Private Health Care Advocacy Grows as Career
The "new and growing field" of private health care advocacy helps patients and their families "cut through the health care bureaucracy to find the help they need," the San Francisco Chronicle reports.
Most health care advocates who offer direct patient services work alone or in small businesses, although some large companies have entered the field.

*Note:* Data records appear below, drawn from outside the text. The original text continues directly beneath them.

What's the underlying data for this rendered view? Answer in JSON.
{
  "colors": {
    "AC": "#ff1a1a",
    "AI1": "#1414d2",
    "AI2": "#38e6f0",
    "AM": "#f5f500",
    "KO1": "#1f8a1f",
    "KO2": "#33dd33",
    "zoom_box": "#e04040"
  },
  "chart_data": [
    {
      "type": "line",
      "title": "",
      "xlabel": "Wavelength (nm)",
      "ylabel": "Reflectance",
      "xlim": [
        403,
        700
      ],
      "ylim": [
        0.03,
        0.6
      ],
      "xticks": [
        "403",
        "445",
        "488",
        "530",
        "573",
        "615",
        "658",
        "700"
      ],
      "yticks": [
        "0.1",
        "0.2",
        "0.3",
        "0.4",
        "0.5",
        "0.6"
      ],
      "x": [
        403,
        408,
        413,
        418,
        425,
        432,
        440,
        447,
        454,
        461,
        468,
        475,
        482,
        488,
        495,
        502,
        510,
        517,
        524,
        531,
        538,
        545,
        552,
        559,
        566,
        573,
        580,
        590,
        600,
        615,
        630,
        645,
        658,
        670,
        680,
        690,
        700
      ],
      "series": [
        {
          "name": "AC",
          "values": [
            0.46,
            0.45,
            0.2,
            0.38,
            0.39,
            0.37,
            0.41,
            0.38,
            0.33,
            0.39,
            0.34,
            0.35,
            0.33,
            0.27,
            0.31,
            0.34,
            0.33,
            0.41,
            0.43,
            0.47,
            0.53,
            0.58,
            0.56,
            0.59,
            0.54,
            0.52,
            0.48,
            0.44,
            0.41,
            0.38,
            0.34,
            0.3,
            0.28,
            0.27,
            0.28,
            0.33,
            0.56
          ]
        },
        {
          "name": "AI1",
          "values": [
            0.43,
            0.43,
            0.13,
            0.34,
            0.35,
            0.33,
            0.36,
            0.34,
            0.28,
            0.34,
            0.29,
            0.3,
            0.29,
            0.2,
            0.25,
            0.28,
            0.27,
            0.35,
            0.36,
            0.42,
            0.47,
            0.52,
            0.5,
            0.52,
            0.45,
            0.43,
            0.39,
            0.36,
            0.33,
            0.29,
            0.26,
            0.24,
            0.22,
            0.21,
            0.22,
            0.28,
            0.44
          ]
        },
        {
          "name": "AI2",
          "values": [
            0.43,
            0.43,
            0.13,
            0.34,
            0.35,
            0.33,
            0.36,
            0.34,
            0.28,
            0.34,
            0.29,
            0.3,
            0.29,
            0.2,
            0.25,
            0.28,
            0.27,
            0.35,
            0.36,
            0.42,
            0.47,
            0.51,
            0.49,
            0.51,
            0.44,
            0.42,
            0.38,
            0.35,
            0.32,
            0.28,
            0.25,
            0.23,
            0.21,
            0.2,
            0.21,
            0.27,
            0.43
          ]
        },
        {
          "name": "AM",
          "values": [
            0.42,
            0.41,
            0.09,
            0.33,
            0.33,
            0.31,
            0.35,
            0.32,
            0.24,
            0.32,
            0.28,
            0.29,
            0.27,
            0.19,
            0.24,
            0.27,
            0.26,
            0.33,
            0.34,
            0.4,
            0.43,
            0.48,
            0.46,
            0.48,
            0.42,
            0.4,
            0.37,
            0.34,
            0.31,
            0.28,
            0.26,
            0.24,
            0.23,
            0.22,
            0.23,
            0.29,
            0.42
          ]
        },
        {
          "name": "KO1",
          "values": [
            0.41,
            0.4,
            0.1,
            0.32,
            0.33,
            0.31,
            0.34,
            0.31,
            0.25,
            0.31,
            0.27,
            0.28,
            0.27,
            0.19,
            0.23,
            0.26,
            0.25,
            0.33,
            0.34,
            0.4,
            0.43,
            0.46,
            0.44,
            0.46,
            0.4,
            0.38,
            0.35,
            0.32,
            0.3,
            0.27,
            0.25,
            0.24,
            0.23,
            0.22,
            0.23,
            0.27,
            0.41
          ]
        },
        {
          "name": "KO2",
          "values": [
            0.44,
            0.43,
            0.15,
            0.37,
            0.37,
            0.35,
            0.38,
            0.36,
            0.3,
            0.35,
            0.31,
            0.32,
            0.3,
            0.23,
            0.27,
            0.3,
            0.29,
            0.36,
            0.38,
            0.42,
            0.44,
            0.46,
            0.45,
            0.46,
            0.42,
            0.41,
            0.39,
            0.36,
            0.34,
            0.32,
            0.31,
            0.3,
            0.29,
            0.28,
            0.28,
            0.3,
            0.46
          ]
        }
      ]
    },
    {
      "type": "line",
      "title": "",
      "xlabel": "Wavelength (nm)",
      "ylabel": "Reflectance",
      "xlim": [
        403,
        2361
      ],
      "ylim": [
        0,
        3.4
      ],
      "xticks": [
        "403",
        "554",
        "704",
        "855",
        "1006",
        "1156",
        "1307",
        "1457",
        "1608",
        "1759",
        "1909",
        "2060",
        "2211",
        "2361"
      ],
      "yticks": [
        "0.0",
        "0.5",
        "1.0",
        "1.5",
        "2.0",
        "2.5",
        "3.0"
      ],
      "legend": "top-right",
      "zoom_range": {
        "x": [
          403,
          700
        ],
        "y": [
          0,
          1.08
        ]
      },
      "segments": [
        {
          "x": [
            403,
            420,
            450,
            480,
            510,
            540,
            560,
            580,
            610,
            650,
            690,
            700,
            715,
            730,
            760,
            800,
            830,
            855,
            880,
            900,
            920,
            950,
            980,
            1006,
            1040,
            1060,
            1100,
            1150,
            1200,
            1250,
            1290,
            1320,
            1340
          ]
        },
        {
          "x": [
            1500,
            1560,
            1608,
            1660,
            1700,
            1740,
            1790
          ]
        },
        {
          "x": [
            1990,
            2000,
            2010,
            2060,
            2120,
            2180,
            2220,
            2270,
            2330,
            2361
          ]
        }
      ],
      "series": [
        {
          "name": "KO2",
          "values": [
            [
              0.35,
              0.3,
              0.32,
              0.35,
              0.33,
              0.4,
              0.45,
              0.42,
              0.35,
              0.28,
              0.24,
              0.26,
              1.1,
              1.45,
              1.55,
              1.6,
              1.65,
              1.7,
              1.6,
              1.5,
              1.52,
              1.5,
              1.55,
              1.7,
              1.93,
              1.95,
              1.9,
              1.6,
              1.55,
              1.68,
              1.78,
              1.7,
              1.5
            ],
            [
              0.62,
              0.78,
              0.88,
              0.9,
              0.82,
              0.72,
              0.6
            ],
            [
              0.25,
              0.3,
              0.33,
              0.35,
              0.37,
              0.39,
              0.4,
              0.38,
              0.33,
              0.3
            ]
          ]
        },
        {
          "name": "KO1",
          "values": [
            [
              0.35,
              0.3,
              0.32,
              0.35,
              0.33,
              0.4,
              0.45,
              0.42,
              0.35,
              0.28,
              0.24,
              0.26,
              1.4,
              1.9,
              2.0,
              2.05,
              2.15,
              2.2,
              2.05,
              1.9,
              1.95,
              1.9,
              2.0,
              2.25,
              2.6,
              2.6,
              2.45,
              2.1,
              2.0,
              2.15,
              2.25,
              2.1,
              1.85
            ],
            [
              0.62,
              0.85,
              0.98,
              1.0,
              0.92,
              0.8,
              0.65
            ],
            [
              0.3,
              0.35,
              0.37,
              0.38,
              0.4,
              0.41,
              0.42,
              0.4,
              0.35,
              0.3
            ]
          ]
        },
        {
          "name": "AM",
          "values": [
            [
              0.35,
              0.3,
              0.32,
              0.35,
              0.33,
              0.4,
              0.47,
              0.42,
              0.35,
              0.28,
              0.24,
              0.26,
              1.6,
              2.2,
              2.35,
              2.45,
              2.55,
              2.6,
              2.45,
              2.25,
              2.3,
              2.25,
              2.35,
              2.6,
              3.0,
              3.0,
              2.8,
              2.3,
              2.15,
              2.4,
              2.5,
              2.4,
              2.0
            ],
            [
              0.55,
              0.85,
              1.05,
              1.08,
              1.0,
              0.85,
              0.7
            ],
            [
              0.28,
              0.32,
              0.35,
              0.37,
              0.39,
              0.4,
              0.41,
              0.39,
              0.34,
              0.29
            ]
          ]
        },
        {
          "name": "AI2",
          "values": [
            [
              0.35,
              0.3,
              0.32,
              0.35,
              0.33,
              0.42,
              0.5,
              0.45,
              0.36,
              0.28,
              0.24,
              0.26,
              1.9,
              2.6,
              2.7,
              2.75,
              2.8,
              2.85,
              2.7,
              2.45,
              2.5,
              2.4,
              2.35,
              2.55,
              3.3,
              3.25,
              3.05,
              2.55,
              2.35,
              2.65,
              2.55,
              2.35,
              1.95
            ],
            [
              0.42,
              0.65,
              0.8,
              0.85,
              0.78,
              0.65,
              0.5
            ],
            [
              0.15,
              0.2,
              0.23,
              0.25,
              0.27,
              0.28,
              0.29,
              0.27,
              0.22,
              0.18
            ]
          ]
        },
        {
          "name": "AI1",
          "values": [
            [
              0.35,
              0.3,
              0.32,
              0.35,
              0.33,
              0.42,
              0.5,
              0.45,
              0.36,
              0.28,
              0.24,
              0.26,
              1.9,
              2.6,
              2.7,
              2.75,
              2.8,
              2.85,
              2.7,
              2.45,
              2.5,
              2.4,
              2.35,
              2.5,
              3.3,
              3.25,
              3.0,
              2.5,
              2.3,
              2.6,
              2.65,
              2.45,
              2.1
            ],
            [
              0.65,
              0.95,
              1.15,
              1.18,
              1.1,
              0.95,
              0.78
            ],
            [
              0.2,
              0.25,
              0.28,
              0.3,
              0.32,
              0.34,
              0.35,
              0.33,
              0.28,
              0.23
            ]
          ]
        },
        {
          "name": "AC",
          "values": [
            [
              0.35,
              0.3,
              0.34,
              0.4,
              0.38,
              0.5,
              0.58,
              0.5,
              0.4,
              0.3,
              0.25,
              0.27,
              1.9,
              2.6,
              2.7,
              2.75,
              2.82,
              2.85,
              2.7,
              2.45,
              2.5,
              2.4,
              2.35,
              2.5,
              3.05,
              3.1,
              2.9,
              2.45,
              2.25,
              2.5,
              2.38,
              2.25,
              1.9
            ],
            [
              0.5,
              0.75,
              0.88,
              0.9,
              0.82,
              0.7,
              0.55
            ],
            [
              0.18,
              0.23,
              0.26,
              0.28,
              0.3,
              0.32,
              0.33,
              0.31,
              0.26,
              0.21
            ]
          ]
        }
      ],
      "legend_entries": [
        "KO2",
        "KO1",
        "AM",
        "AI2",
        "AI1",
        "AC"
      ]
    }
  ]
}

In addition, some health care advocates work for health insurers or hospitals or contract with employers as an employee benefit.
According to the Chronicle, many health care advocates have some background in the field, but, because the "business of health advocacy is unregulated," some advocates "might have no training other than helping a family member through a difficult illness."
Sarah Lawrence College in New York in 1980 began to offer a master's degree program in health care advocacy, and no other universities offer similar programs. Some universities offer credentialing programs in health care advocacy, although requirements vary. In addition, no states issue official licenses for health care advocates.
Joanna Smith, founder of the patient advocacy group Healthcare Liaison and a former hospital discharge planner, said, "People are clearly overwhelmed by health care and are seeking people to help them out with it." Smith, who seeks to establish professional standards and an accreditation program for health care advocates, said, "From a consumer-protection standpoint, there just are not standards. So anyone literally can hang up a shingle and say 'I'm a health care advocate'" (Colliver, San Francisco Chronicle, 10/18).